The start of Sprayground and why…
Can you introduce yourself and your role at Sprayground?
I am DBD, David Ben David. Creative director and owner of Sprayground.
What’s your background in art?
As a teenager I started shaping my own surfboards and applying my artwork onto these as my first commercial product. I attended the School of Visual Arts for graphic and product design thereafter to refine my talent.
What was the premise behind the creation of Sprayground?
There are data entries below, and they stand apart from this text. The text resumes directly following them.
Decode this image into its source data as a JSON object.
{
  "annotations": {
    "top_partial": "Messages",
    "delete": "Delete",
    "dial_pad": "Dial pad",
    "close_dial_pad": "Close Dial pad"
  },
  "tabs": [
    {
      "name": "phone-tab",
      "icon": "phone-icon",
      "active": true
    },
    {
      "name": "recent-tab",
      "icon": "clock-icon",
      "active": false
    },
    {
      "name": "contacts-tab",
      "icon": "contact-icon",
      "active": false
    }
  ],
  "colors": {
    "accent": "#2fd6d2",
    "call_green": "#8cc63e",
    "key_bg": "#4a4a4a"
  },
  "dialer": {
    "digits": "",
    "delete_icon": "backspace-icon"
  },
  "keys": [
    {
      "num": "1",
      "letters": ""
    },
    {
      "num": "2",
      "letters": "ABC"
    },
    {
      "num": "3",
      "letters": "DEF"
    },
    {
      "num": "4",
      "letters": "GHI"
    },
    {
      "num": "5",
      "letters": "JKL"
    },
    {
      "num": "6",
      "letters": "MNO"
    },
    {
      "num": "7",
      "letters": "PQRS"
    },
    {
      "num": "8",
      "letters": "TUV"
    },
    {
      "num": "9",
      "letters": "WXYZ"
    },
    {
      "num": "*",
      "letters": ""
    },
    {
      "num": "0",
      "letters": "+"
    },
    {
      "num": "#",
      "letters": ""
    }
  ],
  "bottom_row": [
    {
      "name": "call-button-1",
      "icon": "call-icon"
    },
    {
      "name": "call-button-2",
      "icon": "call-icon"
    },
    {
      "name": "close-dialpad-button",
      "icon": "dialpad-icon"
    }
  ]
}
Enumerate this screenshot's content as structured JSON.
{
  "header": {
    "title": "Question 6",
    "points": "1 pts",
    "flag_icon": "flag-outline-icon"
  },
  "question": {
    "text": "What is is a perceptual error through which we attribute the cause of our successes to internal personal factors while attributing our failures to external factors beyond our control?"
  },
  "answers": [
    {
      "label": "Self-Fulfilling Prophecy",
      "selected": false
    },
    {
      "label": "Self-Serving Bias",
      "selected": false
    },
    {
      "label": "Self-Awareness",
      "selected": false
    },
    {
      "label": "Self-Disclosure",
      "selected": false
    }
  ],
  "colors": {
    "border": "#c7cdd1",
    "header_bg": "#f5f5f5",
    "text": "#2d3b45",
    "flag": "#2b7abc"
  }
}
I would travel a lot and pack my whole life into my backpack. When it was time to get rid of my black backpack to buy something new, all I could find were bags of the same old solid colors and shapes that had no fashion appeal. Like a bolt of lightning, it hit me… It only made sense for me to develop my own fashion-inspired backpack line. I am now revolutionizing the bag industry by selling and creating my fashionably technical bag line to over 30 countries around the globe.
How the project came about and creating art products…
How did the project with Ron come about? Why Ron English?
Ron has a very extraordinary style of art. He takes elements people are familiar with and adds a crazy twist to it that no one else does or can execute at his level. I feel my bag concepts strike the market out of left field just like his paintings do. This creates a perfect synergistic collab.
In terms of joining art and product, is there a particular angle you prefer to explore or maintain?
Whenever I create, I always keep it clean with a little dab of crazy. It’s about looking at pre-existing things and adding the perfect angle to it where it’s fresh and exciting. I wouldn’t want to create products that are simple – it’s about making an impact and offering something fresh in the market.
Any last comments?
I’m excited and thankful to create a product that sells to the world and where people appreciate it… It’s a blessing.
“Ron has a very extraordinary style of art. He takes elements people are familiar with and adds a crazy twist to it that no one else does or can execute at his level.”